We have previously established that the mammalian tachykinins (TKs) substance P (SP), neurokinin A (NKA) and neurokinin B (NKB) induce uterine contractions in the oestrogen-primed mouse uterus by acting at an NK1 receptor1. Recently a new TK termed hemokinin-1 (HK-1) has been discovered2 which exhibits remarkable selectivity for the NK1 receptor3. In the periphery HK-1 appears to be expressed in non-neuronal cells in contrast to the largely neuronal expression of the other mammalian TKs. Our aim was to investigate the effects of HK-1 and the SP analogue, septide, in mediating uterine contractility in the oestrogen-primed mouse uterus. Myometrium was obtained from oestrogen-treated (20 μg/kg s.c.) BalbC mice which had been humanely killed.

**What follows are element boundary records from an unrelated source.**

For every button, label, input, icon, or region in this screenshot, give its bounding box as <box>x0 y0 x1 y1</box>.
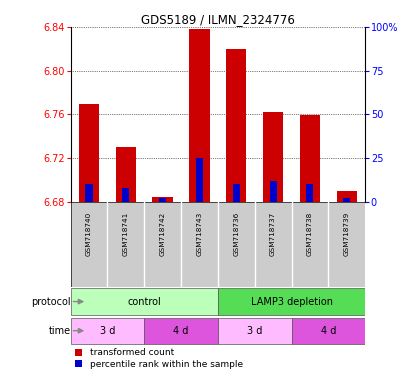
Text: control: control <box>127 296 161 306</box>
Text: GSM718741: GSM718741 <box>123 212 129 256</box>
Bar <box>85 184 93 202</box>
Text: GSM718739: GSM718739 <box>344 212 350 256</box>
Bar <box>71 318 144 344</box>
Bar <box>291 318 365 344</box>
Text: GSM718737: GSM718737 <box>270 212 276 256</box>
Text: protocol: protocol <box>31 296 71 306</box>
Bar <box>343 198 350 202</box>
Bar <box>189 29 210 202</box>
Bar <box>71 288 218 314</box>
Bar <box>263 112 283 202</box>
Text: 3 d: 3 d <box>100 326 115 336</box>
Bar <box>337 191 357 202</box>
Bar <box>79 104 99 202</box>
Bar <box>159 198 166 202</box>
Bar <box>306 184 313 202</box>
Title: GDS5189 / ILMN_2324776: GDS5189 / ILMN_2324776 <box>141 13 295 26</box>
Bar <box>218 318 291 344</box>
Text: GSM718740: GSM718740 <box>86 212 92 256</box>
Bar <box>144 318 218 344</box>
Text: GSM718742: GSM718742 <box>160 212 166 256</box>
Bar <box>270 180 277 202</box>
Text: LAMP3 depletion: LAMP3 depletion <box>251 296 332 306</box>
Bar <box>233 184 240 202</box>
Text: time: time <box>49 326 71 336</box>
Text: GSM718738: GSM718738 <box>307 212 313 256</box>
Bar <box>152 197 173 202</box>
Text: GSM718736: GSM718736 <box>233 212 239 256</box>
Bar <box>196 158 203 202</box>
Bar <box>226 49 247 202</box>
Bar <box>300 115 320 202</box>
Bar <box>122 188 129 202</box>
Text: 4 d: 4 d <box>173 326 189 336</box>
Legend: transformed count, percentile rank within the sample: transformed count, percentile rank withi… <box>75 348 243 369</box>
Bar <box>116 147 136 202</box>
Bar <box>218 288 365 314</box>
Text: 3 d: 3 d <box>247 326 262 336</box>
Text: 4 d: 4 d <box>321 326 336 336</box>
Text: GSM718743: GSM718743 <box>196 212 203 256</box>
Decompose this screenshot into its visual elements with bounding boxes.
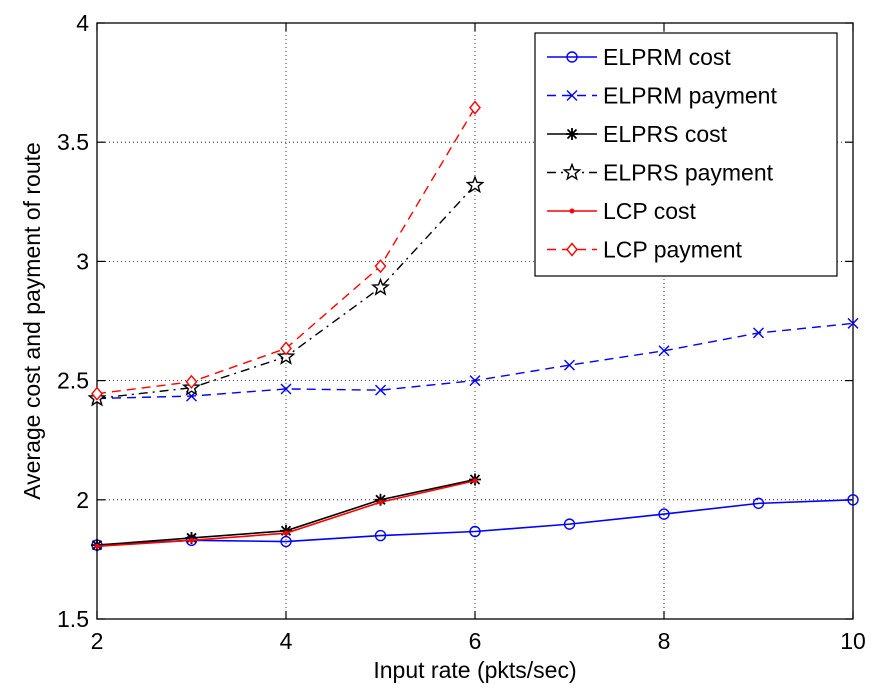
x-marker: [658, 345, 670, 357]
x-marker: [564, 359, 575, 371]
legend-box: [534, 32, 838, 277]
data-point: [374, 259, 387, 274]
circle-marker: [374, 529, 387, 542]
circle-marker: [563, 518, 576, 530]
data-point: [91, 386, 103, 401]
data-point: [375, 384, 386, 396]
x-axis-label: Input rate (pkts/sec): [373, 657, 576, 683]
data-point: [280, 383, 292, 395]
series-lcp-payment: [91, 100, 481, 401]
legend-item: ELPRM cost: [547, 44, 731, 70]
legend-label: ELPRS payment: [603, 160, 774, 186]
x-tick-label: 2: [91, 628, 104, 654]
x-marker: [847, 317, 859, 329]
data-point: [94, 543, 100, 549]
x-tick-label: 10: [840, 628, 866, 654]
y-axis-label: Average cost and payment of route: [19, 142, 45, 500]
data-point: [465, 175, 485, 194]
data-point: [566, 128, 578, 140]
y-tick-label: 3.5: [57, 129, 89, 155]
circle-marker: [566, 51, 578, 63]
data-point: [658, 345, 670, 357]
legend-label: LCP cost: [603, 198, 697, 224]
data-point: [562, 162, 582, 181]
x-marker: [280, 383, 292, 395]
axis-ticks: 2 4 6 8 101.522.533.54: [57, 10, 866, 654]
star-marker: [371, 277, 390, 296]
legend-item: LCP cost: [547, 198, 697, 224]
y-tick-label: 1.5: [57, 606, 89, 632]
data-point: [188, 537, 194, 543]
legend-item: ELPRS cost: [547, 121, 728, 147]
diamond-marker: [566, 242, 578, 257]
dot-marker: [569, 208, 575, 214]
series-group: [87, 100, 859, 552]
legend-item: LCP payment: [547, 237, 743, 263]
series-elprm-payment: [91, 317, 859, 404]
data-point: [276, 346, 296, 365]
legend-label: ELPRM cost: [603, 44, 731, 70]
data-point: [469, 100, 481, 115]
y-tick-label: 2.5: [57, 368, 89, 394]
series-line: [96, 499, 854, 546]
x-tick-label: 4: [280, 628, 293, 654]
x-marker: [566, 90, 578, 101]
data-point: [752, 497, 765, 510]
diamond-marker: [185, 374, 198, 389]
diamond-marker: [280, 341, 292, 356]
asterisk-marker: [566, 128, 578, 140]
data-point: [378, 499, 384, 505]
data-point: [371, 277, 390, 296]
legend-item: ELPRS payment: [547, 160, 774, 186]
dot-marker: [188, 537, 194, 543]
star-marker: [276, 346, 296, 365]
data-point: [658, 508, 670, 520]
circle-marker: [469, 525, 481, 538]
x-marker: [753, 327, 764, 339]
x-marker: [375, 384, 386, 396]
x-marker: [469, 375, 481, 387]
legend-label: ELPRS cost: [603, 121, 728, 147]
dot-marker: [472, 478, 478, 484]
circle-marker: [847, 494, 859, 506]
legend: ELPRM cost ELPRM payment ELPRS cost ELPRS p…: [534, 32, 838, 277]
data-point: [847, 317, 859, 329]
diamond-marker: [469, 100, 481, 115]
data-point: [566, 51, 578, 63]
legend-label: LCP payment: [603, 237, 743, 263]
data-point: [566, 242, 578, 257]
x-tick-label: 8: [658, 628, 671, 654]
series-elprm-cost: [91, 494, 859, 551]
legend-item: ELPRM payment: [547, 83, 777, 109]
diamond-marker: [91, 386, 103, 401]
dot-marker: [94, 543, 100, 549]
data-point: [566, 90, 578, 101]
diamond-marker: [374, 259, 387, 274]
y-tick-label: 3: [76, 248, 89, 274]
data-point: [472, 478, 478, 484]
series-lcp-cost: [94, 478, 478, 549]
dot-marker: [283, 530, 289, 536]
data-point: [569, 208, 575, 214]
y-tick-label: 2: [76, 487, 89, 513]
data-point: [185, 374, 198, 389]
legend-label: ELPRM payment: [603, 83, 777, 109]
data-point: [280, 341, 292, 356]
data-point: [374, 529, 387, 542]
circle-marker: [658, 508, 670, 520]
data-point: [753, 327, 764, 339]
data-point: [469, 525, 481, 538]
data-point: [847, 494, 859, 506]
data-point: [283, 530, 289, 536]
star-marker: [562, 162, 582, 181]
y-tick-label: 4: [76, 10, 89, 36]
data-point: [564, 359, 575, 371]
x-tick-label: 6: [469, 628, 482, 654]
circle-marker: [752, 497, 765, 510]
data-point: [563, 518, 576, 530]
dot-marker: [378, 499, 384, 505]
data-point: [469, 375, 481, 387]
star-marker: [465, 175, 485, 194]
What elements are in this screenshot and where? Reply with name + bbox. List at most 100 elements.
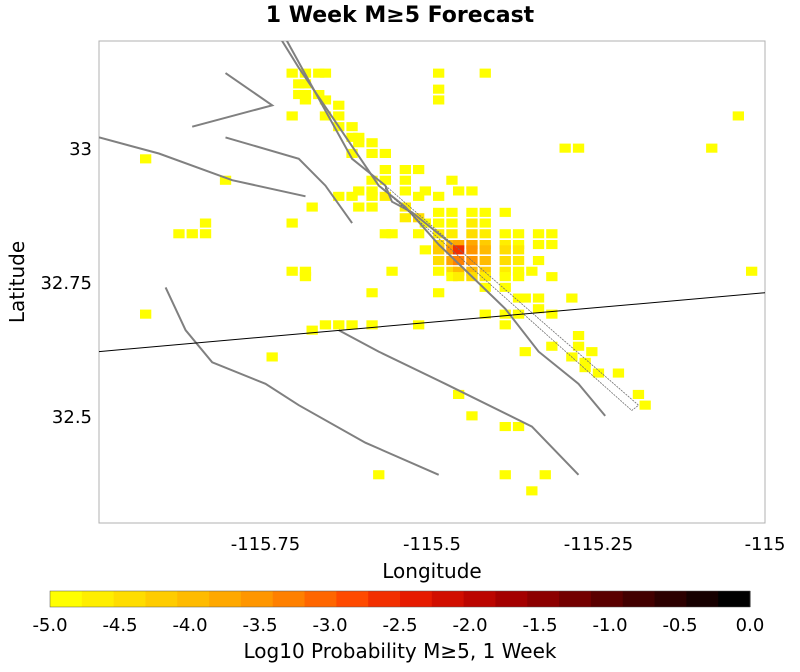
heatmap-cell-17 — [319, 111, 332, 121]
colorbar-swatch-5 — [209, 591, 242, 607]
heatmap-cell-121 — [746, 266, 758, 276]
heatmap-cell-82 — [186, 229, 198, 239]
heatmap-cell-2 — [313, 68, 325, 78]
heatmap-cell-30 — [366, 148, 378, 158]
heatmap-cell-134 — [512, 293, 525, 303]
heatmap-cell-33 — [379, 165, 391, 175]
fault-line-6 — [164, 286, 440, 476]
heatmap-cell-133 — [499, 282, 511, 292]
heatmap-cell-22 — [353, 132, 365, 142]
heatmap-cell-137 — [566, 293, 578, 303]
heatmap-cell-32 — [140, 154, 152, 164]
heatmap-cell-98 — [466, 245, 478, 255]
x-axis-ticks: -115.75 -115.5 -115.25 -115 — [231, 534, 786, 555]
heatmap-cell-143 — [546, 309, 558, 319]
heatmap-cell-37 — [379, 175, 391, 185]
heatmap-cell-68 — [479, 218, 491, 228]
heatmap-cell-139 — [479, 309, 491, 319]
heatmap-cell-168 — [499, 470, 511, 480]
heatmap-cell-76 — [466, 229, 478, 239]
heatmap-cell-49 — [366, 191, 378, 201]
heatmap-cell-127 — [499, 272, 511, 282]
heatmap-cells — [140, 68, 758, 496]
heatmap-cell-129 — [546, 272, 558, 282]
heatmap-cell-77 — [479, 229, 491, 239]
heatmap-cell-102 — [433, 256, 445, 266]
heatmap-cell-46 — [453, 186, 465, 196]
heatmap-cell-9 — [433, 95, 445, 105]
heatmap-cell-159 — [579, 363, 591, 373]
heatmap-cell-112 — [453, 266, 465, 276]
heatmap-cell-90 — [499, 240, 511, 250]
heatmap-cell-65 — [433, 218, 445, 228]
heatmap-cell-51 — [413, 191, 425, 201]
fault-line-3 — [191, 72, 275, 128]
heatmap-cell-23 — [346, 132, 358, 142]
colorbar-tick-label: -3.5 — [242, 615, 277, 636]
heatmap-cell-91 — [512, 240, 525, 250]
x-tick-label: -115.75 — [231, 534, 300, 555]
heatmap-cell-60 — [479, 207, 491, 217]
heatmap-cell-54 — [353, 202, 365, 212]
heatmap-cell-120 — [386, 266, 398, 276]
heatmap-cell-146 — [346, 320, 358, 330]
colorbar-swatch-10 — [368, 591, 401, 607]
heatmap-cell-169 — [539, 470, 551, 480]
heatmap-cell-111 — [446, 266, 458, 276]
colorbar-swatch-0 — [50, 591, 83, 607]
heatmap-cell-43 — [399, 186, 411, 196]
colorbar-swatch-2 — [113, 591, 146, 607]
heatmap-cell-164 — [632, 389, 645, 399]
heatmap-cell-97 — [453, 245, 465, 255]
heatmap-cell-67 — [466, 218, 478, 228]
colorbar-tick-label: -2.5 — [382, 615, 417, 636]
heatmap-cell-70 — [199, 218, 212, 228]
heatmap-cell-6 — [293, 79, 305, 89]
heatmap-cell-123 — [446, 272, 458, 282]
colorbar-swatch-18 — [622, 591, 656, 607]
heatmap-cell-44 — [419, 186, 431, 196]
heatmap-cell-79 — [512, 229, 525, 239]
colorbar-frame — [49, 590, 751, 608]
heatmap-cell-10 — [293, 90, 305, 100]
colorbar-swatch-14 — [495, 591, 528, 607]
heatmap-cell-150 — [572, 331, 585, 341]
heatmap-cell-94 — [419, 245, 431, 255]
heatmap-cell-165 — [639, 400, 651, 410]
heatmap-cell-93 — [546, 240, 558, 250]
heatmap-cell-95 — [433, 245, 445, 255]
rupture-outline — [384, 184, 640, 412]
colorbar-swatch-13 — [463, 591, 496, 607]
heatmap-cell-170 — [526, 486, 538, 496]
heatmap-cell-117 — [526, 266, 538, 276]
colorbar-tick-label: -3.0 — [312, 615, 347, 636]
heatmap-cell-131 — [433, 288, 445, 298]
heatmap-cell-31 — [379, 148, 391, 158]
heatmap-cell-145 — [333, 320, 345, 330]
heatmap-cell-138 — [140, 309, 152, 319]
heatmap-cell-109 — [532, 256, 545, 266]
heatmap-cell-171 — [373, 470, 385, 480]
heatmap-cell-53 — [306, 202, 318, 212]
heatmap-cell-147 — [366, 320, 378, 330]
heatmap-cell-152 — [546, 341, 558, 351]
fault-lines — [99, 41, 765, 476]
heatmap-cell-61 — [499, 207, 511, 217]
heatmap-cell-12 — [313, 90, 325, 100]
heatmap-cell-18 — [333, 111, 345, 121]
heatmap-cell-52 — [433, 191, 445, 201]
heatmap-cell-84 — [199, 229, 212, 239]
y-tick-label: 33 — [69, 139, 92, 160]
colorbar-tick-label: -1.5 — [522, 615, 557, 636]
heatmap-cell-154 — [572, 341, 585, 351]
heatmap-cell-5 — [479, 68, 491, 78]
colorbar-tick-label: -1.0 — [592, 615, 627, 636]
heatmap-cell-107 — [499, 256, 511, 266]
heatmap-cell-24 — [366, 138, 378, 148]
heatmap-cell-28 — [706, 143, 718, 153]
colorbar-swatch-3 — [145, 591, 178, 607]
heatmap-cell-47 — [333, 191, 345, 201]
colorbar-swatch-6 — [240, 591, 274, 607]
heatmap-cell-26 — [559, 143, 571, 153]
heatmap-cell-130 — [366, 288, 378, 298]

Preparations were set up in organ baths to record force produced by the longitudinal muscle layer. Discrete log concentration-response curves (LCRCs) were constructed to SP, NKA, HK-1 and septide (0.1nM - 1μM) in the absence (n=9-10) and presence (n=5) of the NK1 receptor-selective antagonist SR 140333 (10nM). In the presence of phosphoramidon (10μM) and captopril (10μM) all four agonists produced concentration-related responses with the LCRC to SP lying to the left of those for the other agonists. SP and HK-1 produced significantly lower maximum responses than NKA and septide (one-way ANOVA, P<0.05). The NK1 receptor antagonist SR 140333 (10nM) reduced responses to all four agonists. These results are consistent with a role for TKs acting at the NK1 receptor in regulating uterine function in the oestrogen-primed mouse. However we propose that HK-1 and SP may act differently at the NK1 receptor than do NKA and septide.
1. Patak E et al (2002) Brit. J. Pharmacol., 137, 1247-1254.
2. Camarda V et al (2002) Life Sci., 71, 363-370.
3. Zhang Y et al (2000) Nat. Immunol., 1, 392-397.